VHI have a special price on the PMI_28_12 plan at the moment.... but this only is available until 28-Dec-12. 

It jumps by 31% after that - average for adult + child.

This plan looks a little better that the plan I have my family on - and the special price is a little cheaper than my renewal quote.  However VHI say I cannot get this rate and cannot cancel my existing policy early in order take up this new one with them.  

Anyway around that??
Anyone else get that story?


----------



## Billo (3 Dec 2012)

I had the same problem last year so after arguing with Vhi without success I switched to Aviva. After contacting their legal department they(VHI)said that I could not hold dual policies and therefore avail of cheaper rate. I am happy that I moved on.


----------



## michaelm (4 Dec 2012)

sector_000 said:


> VHI say I cannot get this rate and cannot cancel my existing policy early in order take up this new one with them.  Anyway around that??
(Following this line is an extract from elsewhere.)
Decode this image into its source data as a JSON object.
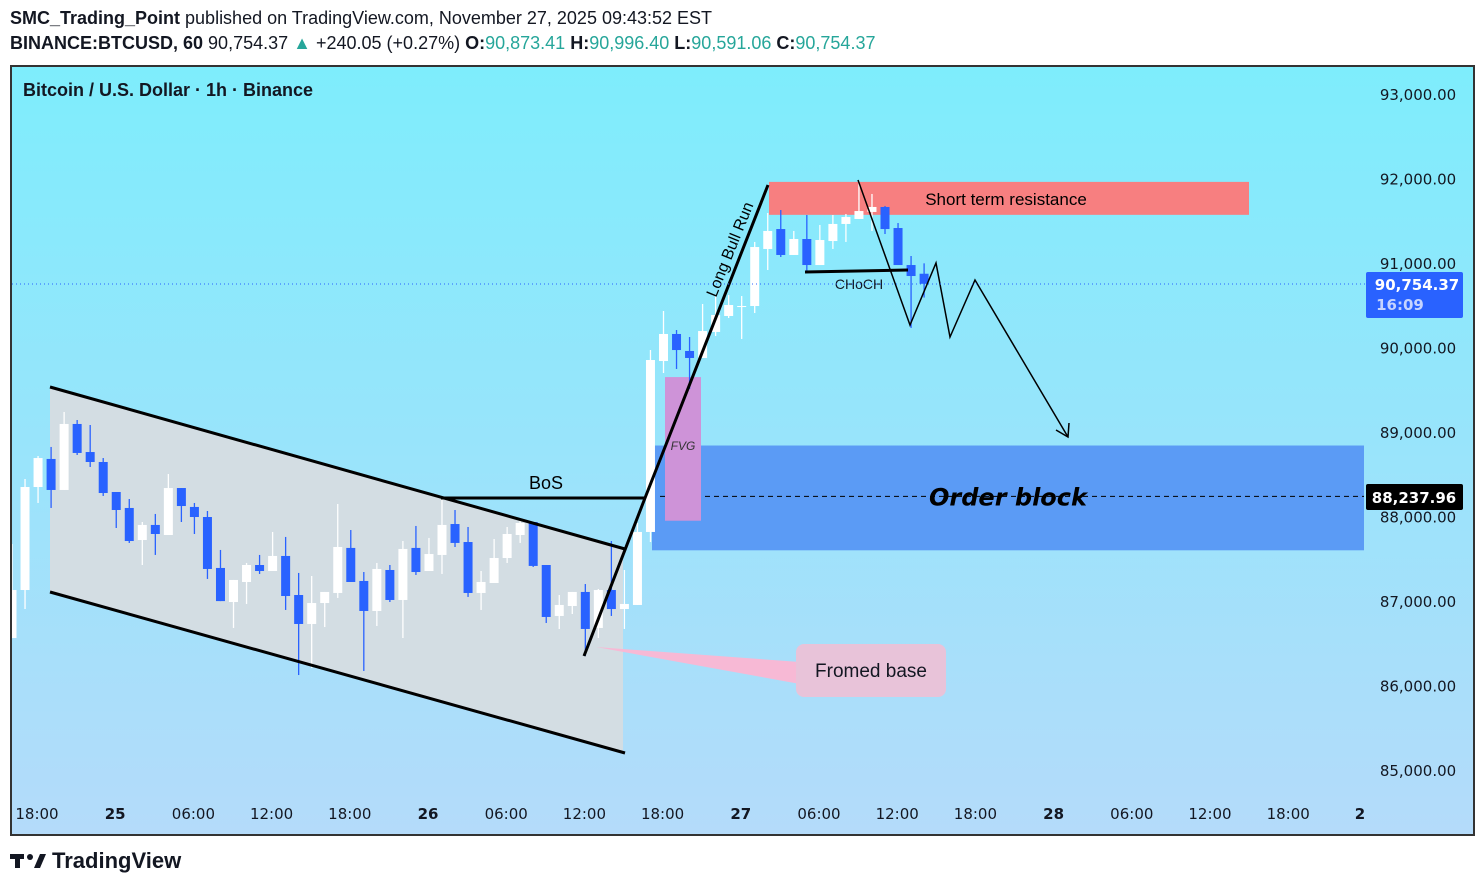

I can't believe that you can't cancel your policy.  You wouldn't get a rebate but surely you can cancel.  And then there would be no impediment to taking out a new policy.  I've tended to switch every year over the last few years to whoever is doing the best deal for kids (either free or half price).


----------



## sector_000 (4 Dec 2012)

MichaelM:
Nope.....VHI policy is to run all policies to the last day of the policy term, disallowing early cancellation. Hence I cannot avail  of the special price for PMI_28_12. They also do not allow you to take out a  second policy and run it concurrently for a few days.

I may well switch insurers.


----------



## elcato (4 Dec 2012)

As a matter of interest, could your wife take out the new policy and name you and the children on it ?


----------